Your SWAPs should probably be
SWAP(actualData[j - 1], actualData[i - 1]);
SWAP(actualData[j], actualData[i]);
What are the following SWAPs for? I don't think they're needed.
if((j/2)<(n/4))
{
SWAP(actualData[(n-(i+2))], actualData[(n-(j+2))]);
SWAP(actualData[(n-(i+2))+1], actualData[(n-(j+2))+1]);
}
The j >= m in while (m >= 2 && j >= m) should probably be j > m if you intended to do bit reversal.
In the code implementing the Danielson-Lanczos section, are you sure j = i*mmax; was not supposed to be an addition, i.e. j = i + mmax;?
Apart from that, there are a lot of things you can do to simplify your code.
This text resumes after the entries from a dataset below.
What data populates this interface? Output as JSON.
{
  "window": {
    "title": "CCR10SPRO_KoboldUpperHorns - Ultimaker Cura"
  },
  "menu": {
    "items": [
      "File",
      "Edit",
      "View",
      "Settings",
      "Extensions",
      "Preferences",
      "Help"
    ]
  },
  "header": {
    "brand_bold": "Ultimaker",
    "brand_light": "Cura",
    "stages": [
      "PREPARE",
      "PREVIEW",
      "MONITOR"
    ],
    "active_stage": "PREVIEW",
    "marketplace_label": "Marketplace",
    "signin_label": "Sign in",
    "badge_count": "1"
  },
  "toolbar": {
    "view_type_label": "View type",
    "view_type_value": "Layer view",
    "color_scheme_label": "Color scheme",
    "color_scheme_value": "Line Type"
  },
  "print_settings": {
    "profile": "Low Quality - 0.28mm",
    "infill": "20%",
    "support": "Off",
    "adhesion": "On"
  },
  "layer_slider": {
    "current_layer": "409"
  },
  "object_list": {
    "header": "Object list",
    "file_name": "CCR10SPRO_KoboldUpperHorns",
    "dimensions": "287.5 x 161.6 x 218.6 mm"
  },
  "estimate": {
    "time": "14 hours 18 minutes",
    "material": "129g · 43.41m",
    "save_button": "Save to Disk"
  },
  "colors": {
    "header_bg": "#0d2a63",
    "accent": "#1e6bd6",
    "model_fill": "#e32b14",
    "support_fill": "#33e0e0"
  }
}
Using your SWAP macro should be discouraged when you can just use std::swap... I was going to suggest std::swap_ranges, but then I realized you only need to swap the real parts, since your data is all reals (your time-series imaginary parts are all 0):
std::swap(actualData[j - 1], actualData[i - 1]);
You can simplify the entire thing using std::complex, too.
I reckon its down to the re-sizing of your vector.
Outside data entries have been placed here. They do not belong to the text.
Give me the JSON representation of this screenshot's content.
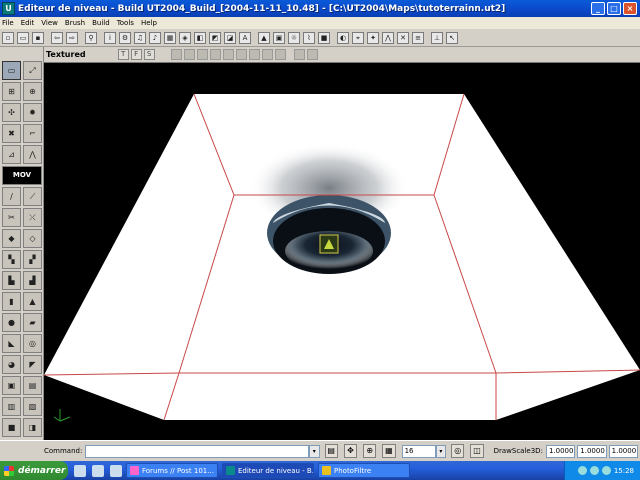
{
  "window": {
    "title": "Editeur de niveau - Build UT2004_Build_[2004-11-11_10.48] - [C:\\UT2004\\Maps\\tutoterrainn.ut2]",
    "app_icon": "unreal-u-icon",
    "buttons": [
      "minimize",
      "maximize",
      "close"
    ]
  },
  "menu": {
    "items": [
      "File",
      "Edit",
      "View",
      "Brush",
      "Build",
      "Tools",
      "Help"
    ]
  },
  "toolbar": {
    "items": [
      "new",
      "open",
      "save",
      "undo-arrow",
      "redo-arrow",
      "find",
      "info",
      "actor",
      "music",
      "sound",
      "texture",
      "mesh",
      "static-mesh",
      "animation",
      "prefab",
      "font",
      "group",
      "build-geometry",
      "build-lighting",
      "build-paths",
      "build-all",
      "play",
      "camera",
      "light",
      "terrain",
      "matinee",
      "kismet",
      "hammer",
      "cursor"
    ],
    "font_label": "A"
  },
  "toolbox": {
    "mov_label": "MOV"
  },
  "viewport": {
    "mode_label": "Textured",
    "lock_buttons": [
      "T",
      "F",
      "S"
    ],
    "background": "#000000",
    "grid_color": "#c84848",
    "floor_color": "#ffffff",
    "hole_color": "#1b2430"
  },
  "command_bar": {
    "label": "Command:",
    "value": "",
    "grid_size": "16",
    "drawscale_label": "DrawScale3D:",
    "drawscale": [
      "1.0000",
      "1.0000",
      "1.0000"
    ]
  },
  "taskbar": {
    "start_label": "démarrer",
    "tasks": [
      {
        "label": "Forums // Post 101...",
        "active": false
      },
      {
        "label": "Editeur de niveau - B...",
        "active": true
      },
      {
        "label": "PhotoFiltre",
        "active": false
      }
    ],
    "clock": "15:28"
  }
}
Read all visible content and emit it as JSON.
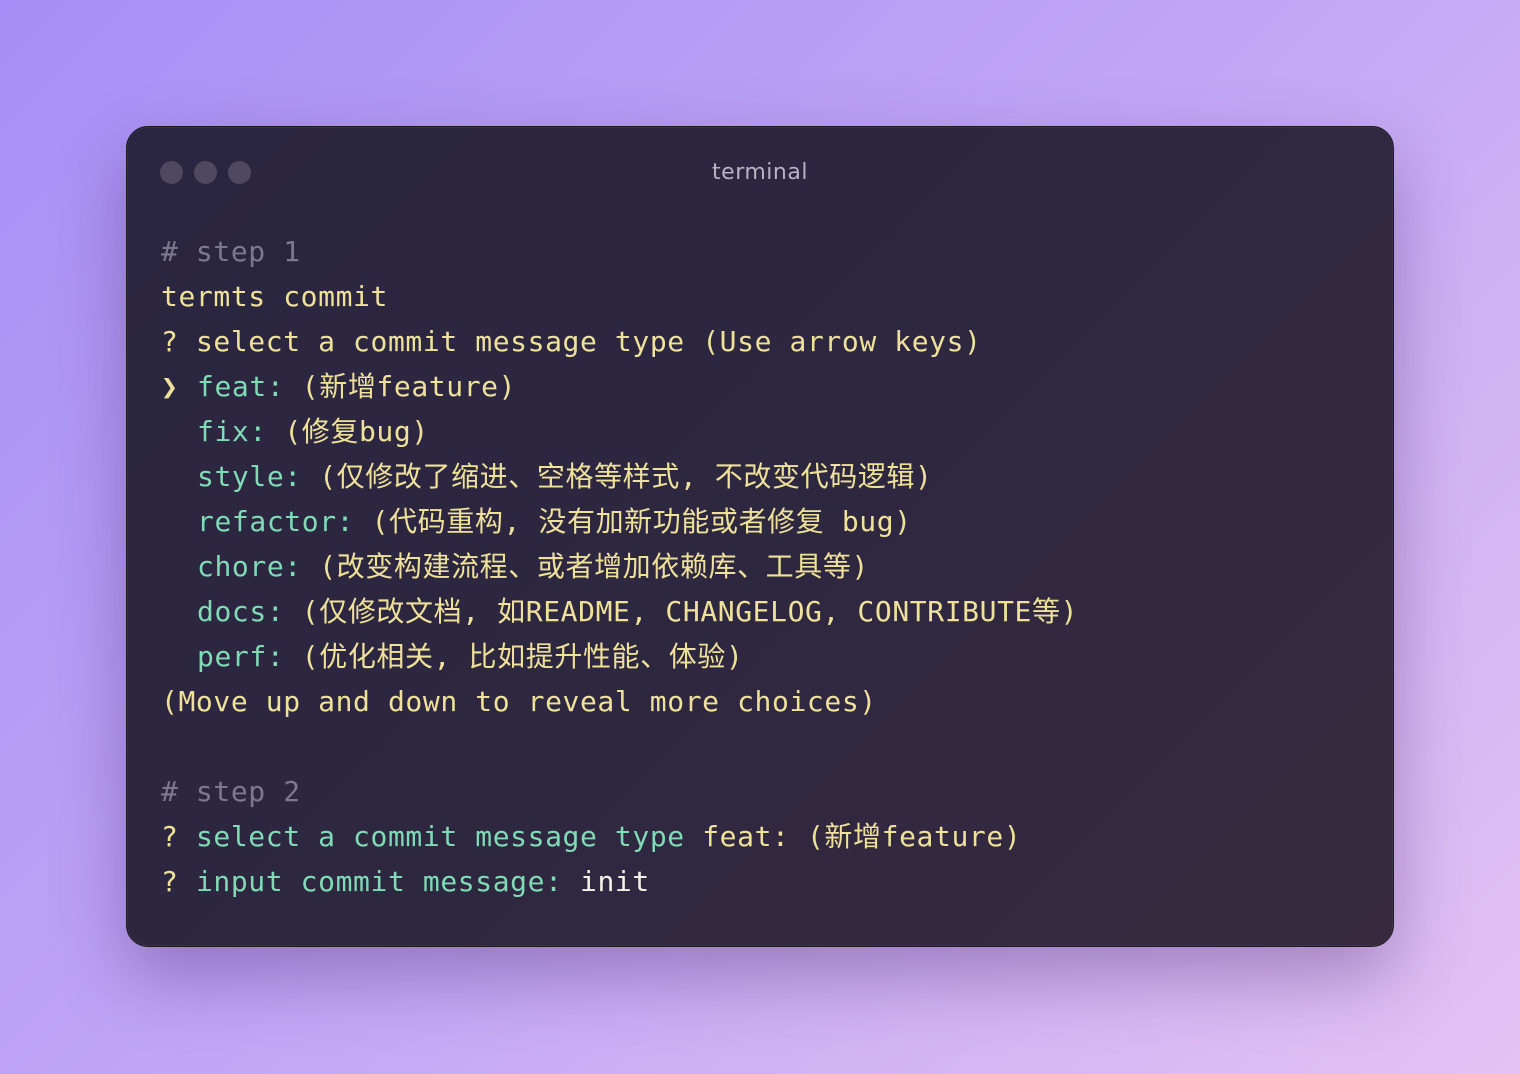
{
  "window": {
    "title": "terminal"
  },
  "step1": {
    "comment": "# step 1",
    "command": "termts commit",
    "prompt_mark": "?",
    "prompt": "select a commit message type (Use arrow keys)",
    "pointer": "❯",
    "options": [
      {
        "key": "feat:",
        "desc": "(新增feature)",
        "selected": true
      },
      {
        "key": "fix:",
        "desc": "(修复bug)",
        "selected": false
      },
      {
        "key": "style:",
        "desc": "(仅修改了缩进、空格等样式, 不改变代码逻辑)",
        "selected": false
      },
      {
        "key": "refactor:",
        "desc": "(代码重构, 没有加新功能或者修复 bug)",
        "selected": false
      },
      {
        "key": "chore:",
        "desc": "(改变构建流程、或者增加依赖库、工具等)",
        "selected": false
      },
      {
        "key": "docs:",
        "desc": "(仅修改文档, 如README, CHANGELOG, CONTRIBUTE等)",
        "selected": false
      },
      {
        "key": "perf:",
        "desc": "(优化相关, 比如提升性能、体验)",
        "selected": false
      }
    ],
    "hint": "(Move up and down to reveal more choices)"
  },
  "step2": {
    "comment": "# step 2",
    "line1_mark": "?",
    "line1_label": "select a commit message type",
    "line1_value": "feat: (新增feature)",
    "line2_mark": "?",
    "line2_label": "input commit message:",
    "line2_value": "init"
  },
  "colors": {
    "comment": "#7d7892",
    "yellow": "#eee19a",
    "green": "#7fdab5",
    "window_bg": "#2e2740"
  }
}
One possibility: Maybe re-sizing will create temp objects on the stack before moving them back to heap i think.
The FFT in Numerical Recipes in C uses the Cooley-Tukey Algorithm, so in answer to your question at the end, the int sign being passed allows the same routine to be used to compute both the forward (sign=-1) and inverse (sign=1) FFT. This seems to be consistent with the way you are using sign when you define theta = sign * (2*pi/mmax).